DAILY WORDS, SENIN, 9 OKTOBER 2023
PEKAN BIASA XXVII
BY RP. PIUS LAWE, SVD
BACAAN I : YUN 1: 1 – 17’2: 10
MAZMUR : YUN2: 2 – 4.7
INJIL : LUK 10: 25 – 37
@ Ketika sedang dalam retreat para imam, para pendamping menghantar kami dengan berbagai syering tentang tantangan-tantangan real yang dihadapi oleh para imam di dalam dunia yang semakin edan ini. Syering dan doa yang dibawakan oleh para pendamping sungguh-sungguh membawaku kepada kesadaran bahwa selama ini, hidup imamatku masih terlilit berbagai macam situasi, yang mana, turut memengaruhi gerak langkahku dalam pelayanan terhadap sesama dan terutama memengaruhi hubunganku dengan Tuhan – Sumber kekuatanku. Hidup imamat dan kaul-kaulku bagai dalam liang kubur yang tertutup rapat oleh berbagai macam situasi dan kondisi, baik yang ada dan terjadi di dalam hidup pribadiku maupun oleh karena pengaruh dari luar. Hidupku bagai ada di dalam liang kubur. Dan karena itu, pagi ini, bersama Pemazmur, saya ikut berteriak kepada Allah untuk mengangkat hidup (nyawa)ku dari dalam liang kubur.
@ Situasi liang kubur adalah situasi gelap sebagaimana yang dialami oleh nabi Yunus ( ada dalam perut ikan ). Dia takut mengambil resiko. Dia meremehkan kekuatan Allah di dalam dirinya. Dia mungkin saja terlilit berbagai kepentingan diri yang menghambatnya untuk pergi ke Ninewe dan menobatkan ribuan manusia di kota yang mahaluas itu. Nabi Yunus mau lari dari perutusan yang Tuhan percayakan kepadanya. Namun kuasa Tuhan jauh melampaui ketakutan, kecemasan dan kegelisahan yang ia alami. Akhirnya, atas tuntunan Tuhan, Nabi Yunus didamparkan di sebuah Pantai, dan dari sana dia mulai mewartakan tahun rahmat Tuhan yang akan datang. Yunus, meski telah berusaha lari dari panggilan dan tawaran pelayanan oleh Tuhan, toh akhirnya masuk di dalam kekuatan kerahiman Allah. Pada akhirnya, dia masuk kota Niniweh namun dengan cara yang sangat unik. Apa pun yang telah melilit hidup nabi Yunus, kuasa kerahiman Allah telah menyeretnya kembali ke jalan yang benar. Nabi Yunus akhirnya, oleh teriakan/pewartaannya, telah membawa pertobatan bagi bangsa yang besar itu.

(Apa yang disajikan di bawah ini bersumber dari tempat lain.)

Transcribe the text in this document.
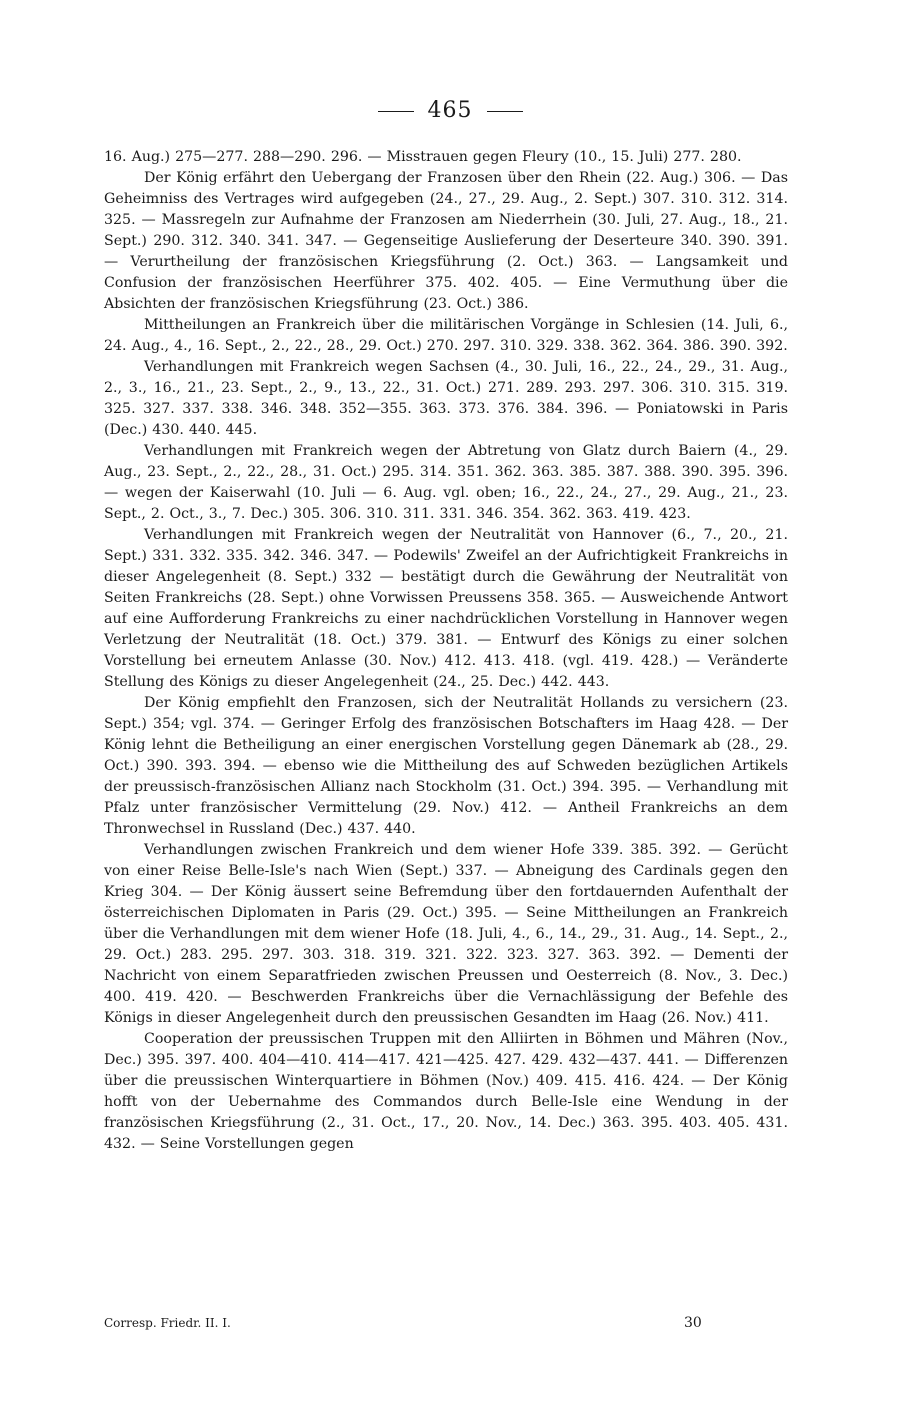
465

16. Aug.) 275—277. 288—290. 296. — Misstrauen gegen Fleury (10., 15. Juli) 277. 280.

Der König erfährt den Uebergang der Franzosen über den Rhein (22. Aug.) 306. — Das Geheimniss des Vertrages wird aufgegeben (24., 27., 29. Aug., 2. Sept.) 307. 310. 312. 314. 325. — Massregeln zur Aufnahme der Franzosen am Niederrhein (30. Juli, 27. Aug., 18., 21. Sept.) 290. 312. 340. 341. 347. — Gegenseitige Auslieferung der Deserteure 340. 390. 391. — Verurtheilung der französischen Kriegsführung (2. Oct.) 363. — Langsamkeit und Confusion der französischen Heerführer 375. 402. 405. — Eine Vermuthung über die Absichten der französischen Kriegsführung (23. Oct.) 386.

Mittheilungen an Frankreich über die militärischen Vorgänge in Schlesien (14. Juli, 6., 24. Aug., 4., 16. Sept., 2., 22., 28., 29. Oct.) 270. 297. 310. 329. 338. 362. 364. 386. 390. 392.

Verhandlungen mit Frankreich wegen Sachsen (4., 30. Juli, 16., 22., 24., 29., 31. Aug., 2., 3., 16., 21., 23. Sept., 2., 9., 13., 22., 31. Oct.) 271. 289. 293. 297. 306. 310. 315. 319. 325. 327. 337. 338. 346. 348. 352—355. 363. 373. 376. 384. 396. — Poniatowski in Paris (Dec.) 430. 440. 445.

Verhandlungen mit Frankreich wegen der Abtretung von Glatz durch Baiern (4., 29. Aug., 23. Sept., 2., 22., 28., 31. Oct.) 295. 314. 351. 362. 363. 385. 387. 388. 390. 395. 396. — wegen der Kaiserwahl (10. Juli — 6. Aug. vgl. oben; 16., 22., 24., 27., 29. Aug., 21., 23. Sept., 2. Oct., 3., 7. Dec.) 305. 306. 310. 311. 331. 346. 354. 362. 363. 419. 423.

Verhandlungen mit Frankreich wegen der Neutralität von Hannover (6., 7., 20., 21. Sept.) 331. 332. 335. 342. 346. 347. — Podewils' Zweifel an der Aufrichtigkeit Frankreichs in dieser Angelegenheit (8. Sept.) 332 — bestätigt durch die Gewährung der Neutralität von Seiten Frankreichs (28. Sept.) ohne Vorwissen Preussens 358. 365. — Ausweichende Antwort auf eine Aufforderung Frankreichs zu einer nachdrücklichen Vorstellung in Hannover wegen Verletzung der Neutralität (18. Oct.) 379. 381. — Entwurf des Königs zu einer solchen Vorstellung bei erneutem Anlasse (30. Nov.) 412. 413. 418. (vgl. 419. 428.) — Veränderte Stellung des Königs zu dieser Angelegenheit (24., 25. Dec.) 442. 443.

Der König empfiehlt den Franzosen, sich der Neutralität Hollands zu versichern (23. Sept.) 354; vgl. 374. — Geringer Erfolg des französischen Botschafters im Haag 428. — Der König lehnt die Betheiligung an einer energischen Vorstellung gegen Dänemark ab (28., 29. Oct.) 390. 393. 394. — ebenso wie die Mittheilung des auf Schweden bezüglichen Artikels der preussisch-französischen Allianz nach Stockholm (31. Oct.) 394. 395. — Verhandlung mit Pfalz unter französischer Vermittelung (29. Nov.) 412. — Antheil Frankreichs an dem Thronwechsel in Russland (Dec.) 437. 440.

Verhandlungen zwischen Frankreich und dem wiener Hofe 339. 385. 392. — Gerücht von einer Reise Belle-Isle's nach Wien (Sept.) 337. — Abneigung des Cardinals gegen den Krieg 304. — Der König äussert seine Befremdung über den fortdauernden Aufenthalt der österreichischen Diplomaten in Paris (29. Oct.) 395. — Seine Mittheilungen an Frankreich über die Verhandlungen mit dem wiener Hofe (18. Juli, 4., 6., 14., 29., 31. Aug., 14. Sept., 2., 29. Oct.) 283. 295. 297. 303. 318. 319. 321. 322. 323. 327. 363. 392. — Dementi der Nachricht von einem Separatfrieden zwischen Preussen und Oesterreich (8. Nov., 3. Dec.) 400. 419. 420. — Beschwerden Frankreichs über die Vernachlässigung der Befehle des Königs in dieser Angelegenheit durch den preussischen Gesandten im Haag (26. Nov.) 411.

Cooperation der preussischen Truppen mit den Alliirten in Böhmen und Mähren (Nov., Dec.) 395. 397. 400. 404—410. 414—417. 421—425. 427. 429. 432—437. 441. — Differenzen über die preussischen Winterquartiere in Böhmen (Nov.) 409. 415. 416. 424. — Der König hofft von der Uebernahme des Commandos durch Belle-Isle eine Wendung in der französischen Kriegsführung (2., 31. Oct., 17., 20. Nov., 14. Dec.) 363. 395. 403. 405. 431. 432. — Seine Vorstellungen gegen

Corresp. Friedr. II. I.	30
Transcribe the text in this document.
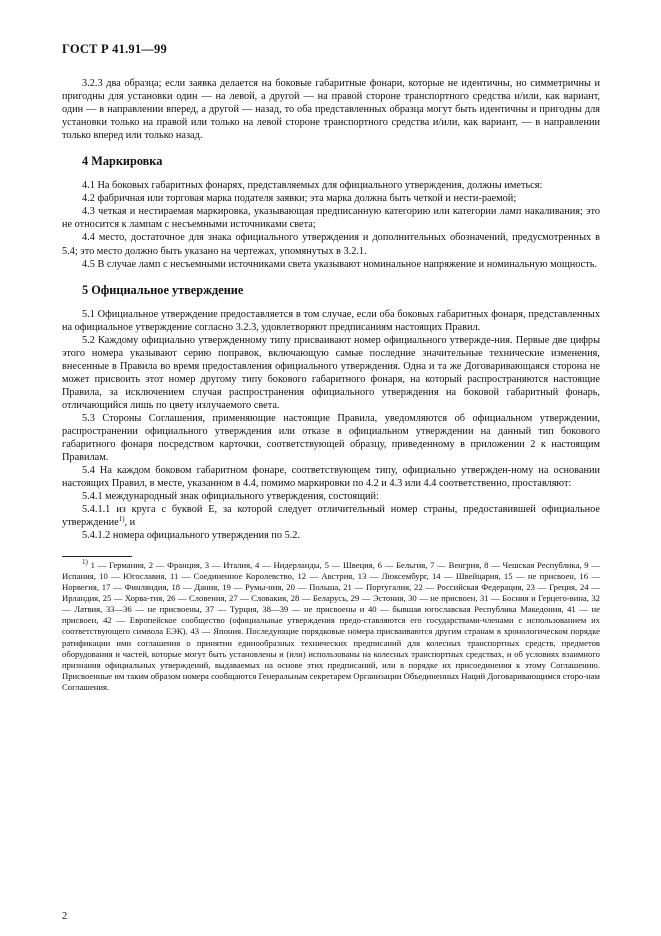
ГОСТ Р 41.91—99

3.2.3 два образца; если заявка делается на боковые габаритные фонари, которые не идентичны, но симметричны и пригодны для установки один — на левой, а другой — на правой стороне транспортного средства и/или, как вариант, один — в направлении вперед, а другой — назад, то оба представленных образца могут быть идентичны и пригодны для установки только на правой или только на левой стороне транспортного средства и/или, как вариант, — в направлении только вперед или только назад.

4 Маркировка

4.1 На боковых габаритных фонарях, представляемых для официального утверждения, должны иметься:

4.2 фабричная или торговая марка подателя заявки; эта марка должна быть четкой и нести-раемой;

4.3 четкая и нестираемая маркировка, указывающая предписанную категорию или категории ламп накаливания; это не относится к лампам с несъемными источниками света;

4.4 место, достаточное для знака официального утверждения и дополнительных обозначений, предусмотренных в 5.4; это место должно быть указано на чертежах, упомянутых в 3.2.1.

4.5 В случае ламп с несъемными источниками света указывают номинальное напряжение и номинальную мощность.

5 Официальное утверждение

5.1 Официальное утверждение предоставляется в том случае, если оба боковых габаритных фонаря, представленных на официальное утверждение согласно 3.2.3, удовлетворяют предписаниям настоящих Правил.

5.2 Каждому официально утвержденному типу присваивают номер официального утвержде-ния. Первые две цифры этого номера указывают серию поправок, включающую самые последние значительные технические изменения, внесенные в Правила во время предоставления официального утверждения. Одна и та же Договаривающаяся сторона не может присвоить этот номер другому типу бокового габаритного фонаря, на который распространяются настоящие Правила, за исключением случая распространения официального утверждения на боковой габаритный фонарь, отличающийся лишь по цвету излучаемого света.

5.3 Стороны Соглашения, применяющие настоящие Правила, уведомляются об официальном утверждении, распространении официального утверждения или отказе в официальном утверждении на данный тип бокового габаритного фонаря посредством карточки, соответствующей образцу, приведенному в приложении 2 к настоящим Правилам.

5.4 На каждом боковом габаритном фонаре, соответствующем типу, официально утвержден-ному на основании настоящих Правил, в месте, указанном в 4.4, помимо маркировки по 4.2 и 4.3 или 4.4 соответственно, проставляют:

5.4.1 международный знак официального утверждения, состоящий:

5.4.1.1 из круга с буквой Е, за которой следует отличительный номер страны, предоставившей официальное утверждение$^{1)}$, и

5.4.1.2 номера официального утверждения по 5.2.

$^{1)}$ 1 — Германия, 2 — Франция, 3 — Италия, 4 — Нидерланды, 5 — Швеция, 6 — Бельгия, 7 — Венгрия, 8 — Чешская Республика, 9 — Испания, 10 — Югославия, 11 — Соединенное Королевство, 12 — Австрия, 13 — Люксембург, 14 — Швейцария, 15 — не присвоен, 16 — Норвегия, 17 — Финляндия, 18 — Дания, 19 — Румы-ния, 20 — Польша, 21 — Португалия, 22 — Российская Федерация, 23 — Греция, 24 — Ирландия, 25 — Хорва-тия, 26 — Словения, 27 — Словакия, 28 — Беларусь, 29 — Эстония, 30 — не присвоен, 31 — Босния и Герцего-вина, 32 — Латвия, 33—36 — не присвоены, 37 — Турция, 38—39 — не присвоены и 40 — бывшая югославская Республика Македония, 41 — не присвоен, 42 — Европейское сообщество (официальные утверждения предо-ставляются его государствами-членами с использованием их соответствующего символа ЕЭК). 43 — Япония. Последующие порядковые номера присваиваются другим странам в хронологическом порядке ратификации ими соглашения о принятии единообразных технических предписаний для колесных транспортных средств, предметов оборудования и частей, которые могут быть установлены и (или) использованы на колесных транспортных средствах, и об условиях взаимного признания официальных утверждений, выдаваемых на основе этих предписаний, или в порядке их присоединения к этому Соглашению. Присвоенные им таким образом номера сообщаются Генеральным секретарем Организации Объединенных Наций Договаривающимся сторо-нам Соглашения.
2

@ Situasi liang kubur pun sedang dialami oleh tokoh-tokoh yang ada di dalam cerita Yesus tentang orang Samaria yang baik hati. Pertama, imam yang lewat saja ketika melihat sosok yang begitu sengsara berlumuran darah oleh karena dirampok di wilayah perbatasan yang rentan dengan tindakan criminal. Imam takut kalau-kalau dirinya menjadi najis oleh darah si korban perampokan itu. Imam menuruti hukum Taurat secara harafiah dan lupa bahwa tindakan kemanusiaan yang mesti dilakukannya melampaui aturan-aturan formal peribadatan Yahudi. Kedua, hal yang sama terjadi dengan orang Lewi. Dia menyadari sungguh perannya dalam tatanan agama Yahudi: mempersembahkan korban, menaikkan doa, menafsir urim dan tumim. Kaum Lewi juga harus dapat membedakan hal yang kudus dan hal yang tidak kudus, najis dan tidak najis. Kaum Lewi bertugas menyalakan kandil, meniup serunai perak, memberikan berkat dalam nama Allah. Mereka juga menjadi penasihat umat, menjaga kemah suci ketika masih dalam peziarahan menuju Tanah Terjanji dan bahkan bertugas membongkar kemah suci dimaksud. Pokokny kaum Lewi mempunyai tugas bak koster atau sie liturgi di jaman kita sekarang dalam Gereja dewasa ini. Oleh karena itu, demi menjaga kesucian dari kontaminasi darah manusia yang menajiskan, dia menghindar dan hanya memandang dari jauh dan melewati begitu saja sosok yang lagi sekarat dan mestinya ditolong. Itulah realitas yang terjadi dengan para penjaga kesucian bait Allah. Bahkan cinta kasih lewat dan dalam tindakan kemanusiaan mereka lalaikan demi aturan-aturan baku dalam peribadatan. Kasihan!!!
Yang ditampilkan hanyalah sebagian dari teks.